What about us peasants who need multiplication to actually get work done instead of playing FLOPs status games? Not everyone is bottlenecked on something as specific as matrix multiplication.
Also the claims about huge amounts of area being dedicated to multiplication are false. ALU size is mostly irrelevant.
this is an interesting idea; in some sense rotating a point in space is only multiplying a 3-item or 4-item vector (where this idea wouldn't be useful), but rotating n points is multiplying a 3×n or 4×n matrix by the transformation vector, so if the algorithm pans out, you should be able to do that kind of stuff too; n can be pretty large
> A chip provides every form of IP protection, all four forms, trade secret, copyright, patent, n even trademark. No other medium has that to my knowledge.
IANAL, but I do not believe semiconductor masks are copyrightable under US law (my limited understanding is that there is essentially due to the fact that the mask is inherently functional and/or aspects of the merger doctrine). There is a separate sui generis mask work protection via 17 U.S.C. §§ 901-914.
Edit: Moreover, I'm unsure how you figure a chip itself is protected by trade secret, since reverse engineering an IC is not terribly difficult.

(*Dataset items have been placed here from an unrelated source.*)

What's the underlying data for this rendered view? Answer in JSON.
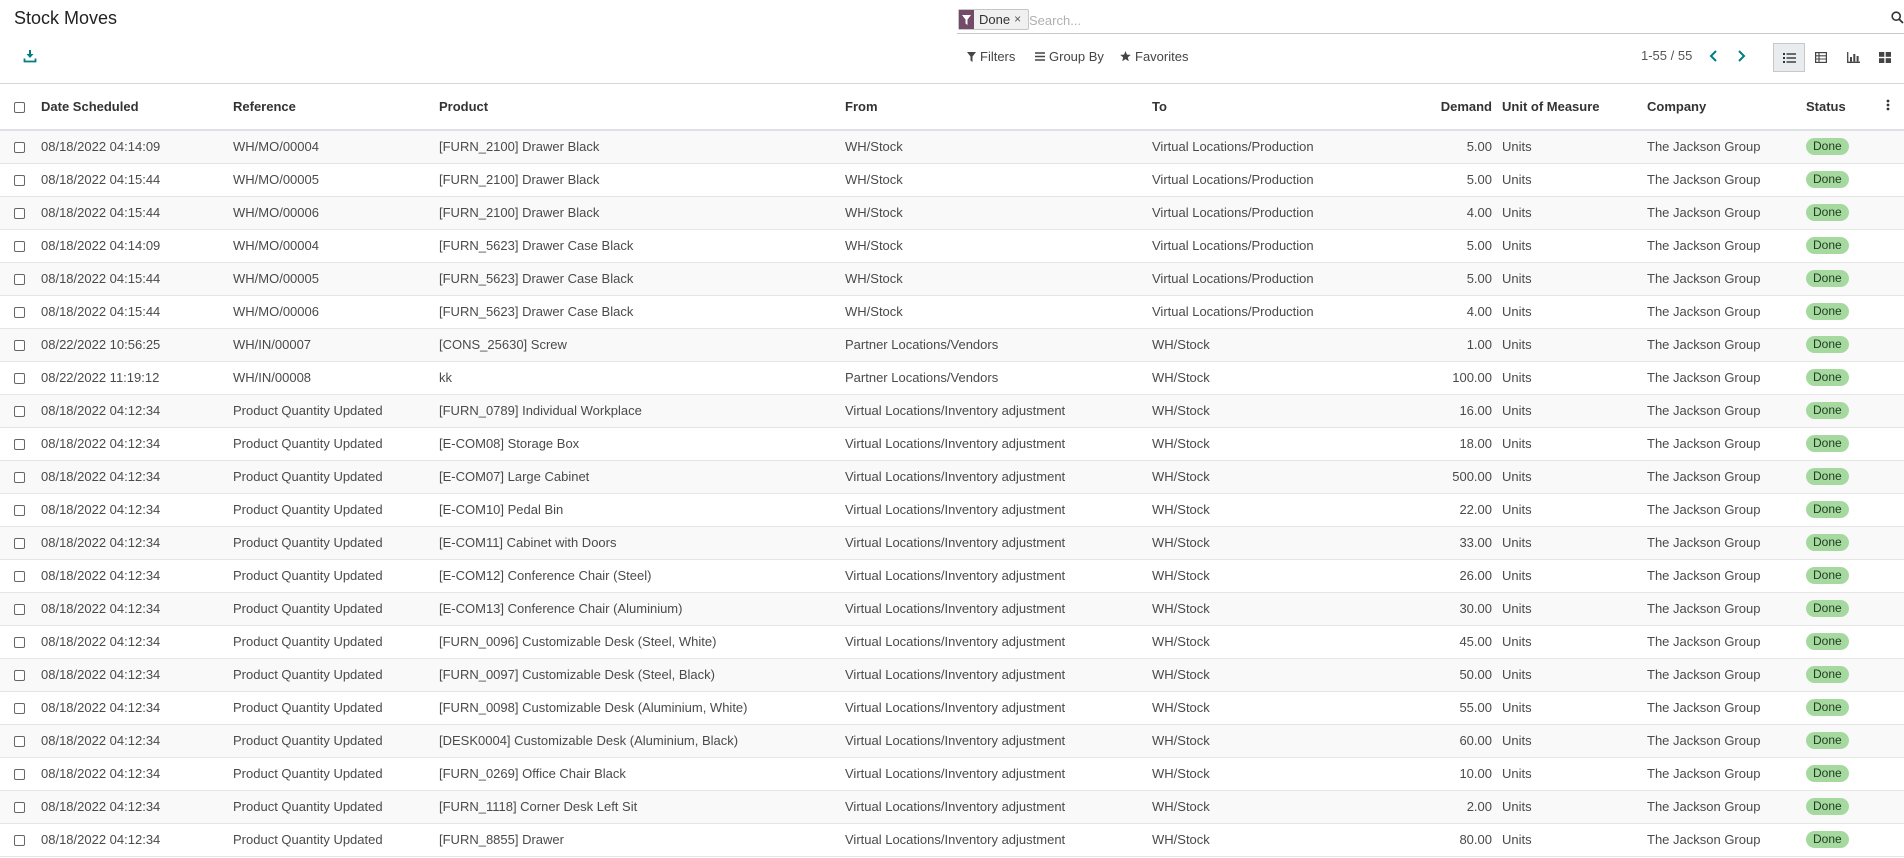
{
  "page_title": "Stock Moves",
  "search": {
    "facet_value": "Done",
    "facet_remove": "×",
    "placeholder": "Search..."
  },
  "toolbar": {
    "filters_label": "Filters",
    "group_by_label": "Group By",
    "favorites_label": "Favorites"
  },
  "pager": {
    "range": "1-55 / 55"
  },
  "colors": {
    "accent": "#714b67",
    "badge_bg": "#a6d9a0"
  },
  "table": {
    "headers": {
      "date": "Date Scheduled",
      "reference": "Reference",
      "product": "Product",
      "from": "From",
      "to": "To",
      "demand": "Demand",
      "uom": "Unit of Measure",
      "company": "Company",
      "status": "Status"
    },
    "rows": [
      {
        "date": "08/18/2022 04:14:09",
        "reference": "WH/MO/00004",
        "product": "[FURN_2100] Drawer Black",
        "from": "WH/Stock",
        "to": "Virtual Locations/Production",
        "demand": "5.00",
        "uom": "Units",
        "company": "The Jackson Group",
        "status": "Done"
      },
      {
        "date": "08/18/2022 04:15:44",
        "reference": "WH/MO/00005",
        "product": "[FURN_2100] Drawer Black",
        "from": "WH/Stock",
        "to": "Virtual Locations/Production",
        "demand": "5.00",
        "uom": "Units",
        "company": "The Jackson Group",
        "status": "Done"
      },
      {
        "date": "08/18/2022 04:15:44",
        "reference": "WH/MO/00006",
        "product": "[FURN_2100] Drawer Black",
        "from": "WH/Stock",
        "to": "Virtual Locations/Production",
        "demand": "4.00",
        "uom": "Units",
        "company": "The Jackson Group",
        "status": "Done"
      },
      {
        "date": "08/18/2022 04:14:09",
        "reference": "WH/MO/00004",
        "product": "[FURN_5623] Drawer Case Black",
        "from": "WH/Stock",
        "to": "Virtual Locations/Production",
        "demand": "5.00",
        "uom": "Units",
        "company": "The Jackson Group",
        "status": "Done"
      },
      {
        "date": "08/18/2022 04:15:44",
        "reference": "WH/MO/00005",
        "product": "[FURN_5623] Drawer Case Black",
        "from": "WH/Stock",
        "to": "Virtual Locations/Production",
        "demand": "5.00",
        "uom": "Units",
        "company": "The Jackson Group",
        "status": "Done"
      },
      {
        "date": "08/18/2022 04:15:44",
        "reference": "WH/MO/00006",
        "product": "[FURN_5623] Drawer Case Black",
        "from": "WH/Stock",
        "to": "Virtual Locations/Production",
        "demand": "4.00",
        "uom": "Units",
        "company": "The Jackson Group",
        "status": "Done"
      },
      {
        "date": "08/22/2022 10:56:25",
        "reference": "WH/IN/00007",
        "product": "[CONS_25630] Screw",
        "from": "Partner Locations/Vendors",
        "to": "WH/Stock",
        "demand": "1.00",
        "uom": "Units",
        "company": "The Jackson Group",
        "status": "Done"
      },
      {
        "date": "08/22/2022 11:19:12",
        "reference": "WH/IN/00008",
        "product": "kk",
        "from": "Partner Locations/Vendors",
        "to": "WH/Stock",
        "demand": "100.00",
        "uom": "Units",
        "company": "The Jackson Group",
        "status": "Done"
      },
      {
        "date": "08/18/2022 04:12:34",
        "reference": "Product Quantity Updated",
        "product": "[FURN_0789] Individual Workplace",
        "from": "Virtual Locations/Inventory adjustment",
        "to": "WH/Stock",
        "demand": "16.00",
        "uom": "Units",
        "company": "The Jackson Group",
        "status": "Done"
      },
      {
        "date": "08/18/2022 04:12:34",
        "reference": "Product Quantity Updated",
        "product": "[E-COM08] Storage Box",
        "from": "Virtual Locations/Inventory adjustment",
        "to": "WH/Stock",
        "demand": "18.00",
        "uom": "Units",
        "company": "The Jackson Group",
        "status": "Done"
      },
      {
        "date": "08/18/2022 04:12:34",
        "reference": "Product Quantity Updated",
        "product": "[E-COM07] Large Cabinet",
        "from": "Virtual Locations/Inventory adjustment",
        "to": "WH/Stock",
        "demand": "500.00",
        "uom": "Units",
        "company": "The Jackson Group",
        "status": "Done"
      },
      {
        "date": "08/18/2022 04:12:34",
        "reference": "Product Quantity Updated",
        "product": "[E-COM10] Pedal Bin",
        "from": "Virtual Locations/Inventory adjustment",
        "to": "WH/Stock",
        "demand": "22.00",
        "uom": "Units",
        "company": "The Jackson Group",
        "status": "Done"
      },
      {
        "date": "08/18/2022 04:12:34",
        "reference": "Product Quantity Updated",
        "product": "[E-COM11] Cabinet with Doors",
        "from": "Virtual Locations/Inventory adjustment",
        "to": "WH/Stock",
        "demand": "33.00",
        "uom": "Units",
        "company": "The Jackson Group",
        "status": "Done"
      },
      {
        "date": "08/18/2022 04:12:34",
        "reference": "Product Quantity Updated",
        "product": "[E-COM12] Conference Chair (Steel)",
        "from": "Virtual Locations/Inventory adjustment",
        "to": "WH/Stock",
        "demand": "26.00",
        "uom": "Units",
        "company": "The Jackson Group",
        "status": "Done"
      },
      {
        "date": "08/18/2022 04:12:34",
        "reference": "Product Quantity Updated",
        "product": "[E-COM13] Conference Chair (Aluminium)",
        "from": "Virtual Locations/Inventory adjustment",
        "to": "WH/Stock",
        "demand": "30.00",
        "uom": "Units",
        "company": "The Jackson Group",
        "status": "Done"
      },
      {
        "date": "08/18/2022 04:12:34",
        "reference": "Product Quantity Updated",
        "product": "[FURN_0096] Customizable Desk (Steel, White)",
        "from": "Virtual Locations/Inventory adjustment",
        "to": "WH/Stock",
        "demand": "45.00",
        "uom": "Units",
        "company": "The Jackson Group",
        "status": "Done"
      },
      {
        "date": "08/18/2022 04:12:34",
        "reference": "Product Quantity Updated",
        "product": "[FURN_0097] Customizable Desk (Steel, Black)",
        "from": "Virtual Locations/Inventory adjustment",
        "to": "WH/Stock",
        "demand": "50.00",
        "uom": "Units",
        "company": "The Jackson Group",
        "status": "Done"
      },
      {
        "date": "08/18/2022 04:12:34",
        "reference": "Product Quantity Updated",
        "product": "[FURN_0098] Customizable Desk (Aluminium, White)",
        "from": "Virtual Locations/Inventory adjustment",
        "to": "WH/Stock",
        "demand": "55.00",
        "uom": "Units",
        "company": "The Jackson Group",
        "status": "Done"
      },
      {
        "date": "08/18/2022 04:12:34",
        "reference": "Product Quantity Updated",
        "product": "[DESK0004] Customizable Desk (Aluminium, Black)",
        "from": "Virtual Locations/Inventory adjustment",
        "to": "WH/Stock",
        "demand": "60.00",
        "uom": "Units",
        "company": "The Jackson Group",
        "status": "Done"
      },
      {
        "date": "08/18/2022 04:12:34",
        "reference": "Product Quantity Updated",
        "product": "[FURN_0269] Office Chair Black",
        "from": "Virtual Locations/Inventory adjustment",
        "to": "WH/Stock",
        "demand": "10.00",
        "uom": "Units",
        "company": "The Jackson Group",
        "status": "Done"
      },
      {
        "date": "08/18/2022 04:12:34",
        "reference": "Product Quantity Updated",
        "product": "[FURN_1118] Corner Desk Left Sit",
        "from": "Virtual Locations/Inventory adjustment",
        "to": "WH/Stock",
        "demand": "2.00",
        "uom": "Units",
        "company": "The Jackson Group",
        "status": "Done"
      },
      {
        "date": "08/18/2022 04:12:34",
        "reference": "Product Quantity Updated",
        "product": "[FURN_8855] Drawer",
        "from": "Virtual Locations/Inventory adjustment",
        "to": "WH/Stock",
        "demand": "80.00",
        "uom": "Units",
        "company": "The Jackson Group",
        "status": "Done"
      }
    ]
  }
}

I don't know why trade secret applies, but i remember reading it does. Perhaps in the rationale, or the preimage. It doesn't make all that much sense, come to think. I think Intel tried it? Intel for sure used copyright to protect chips. Hey thanks, i did not know about 17 U.S.C. §§ 901-914.

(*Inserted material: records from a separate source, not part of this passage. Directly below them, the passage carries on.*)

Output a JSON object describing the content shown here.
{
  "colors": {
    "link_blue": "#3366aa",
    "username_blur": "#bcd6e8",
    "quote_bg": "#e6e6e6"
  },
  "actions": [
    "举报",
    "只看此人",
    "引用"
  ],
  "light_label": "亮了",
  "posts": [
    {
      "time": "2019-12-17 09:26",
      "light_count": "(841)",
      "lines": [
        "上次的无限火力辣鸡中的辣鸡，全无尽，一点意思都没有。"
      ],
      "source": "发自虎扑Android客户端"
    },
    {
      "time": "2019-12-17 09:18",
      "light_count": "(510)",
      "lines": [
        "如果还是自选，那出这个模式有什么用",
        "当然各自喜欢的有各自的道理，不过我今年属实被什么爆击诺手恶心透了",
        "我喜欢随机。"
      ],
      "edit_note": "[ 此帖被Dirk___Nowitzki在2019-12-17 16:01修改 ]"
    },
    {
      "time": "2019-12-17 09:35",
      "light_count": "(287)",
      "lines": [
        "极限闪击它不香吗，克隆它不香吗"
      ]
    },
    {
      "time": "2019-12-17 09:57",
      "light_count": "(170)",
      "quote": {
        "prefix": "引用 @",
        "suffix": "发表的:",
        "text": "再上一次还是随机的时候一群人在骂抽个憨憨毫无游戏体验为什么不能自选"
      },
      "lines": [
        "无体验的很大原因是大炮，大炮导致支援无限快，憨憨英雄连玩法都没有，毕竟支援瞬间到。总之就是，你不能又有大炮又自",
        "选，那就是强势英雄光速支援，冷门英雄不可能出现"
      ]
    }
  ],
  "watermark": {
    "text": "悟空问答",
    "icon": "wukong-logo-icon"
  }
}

- "logarithm LUT then add" seems delightfully simple, especially at low precision. I am going to have to read that paper too...
- The concerns about GPU style parallelism may not be as bad in "alternative" architectures. For instance, Centaur came up with a single, serial, but hilariously wide 32,768-bit SIMD core for inference: https://fuse.wikichip.org/news/3256/centaur-new-x86-server-p...
- The silicon simplification also seems relevant to Samsung's in memory computing effort: https://www.servethehome.com/samsung-hbm2-pim-and-aquabolt-x...
- I wonder if this would be relevant to llama.cpp's CPU inference?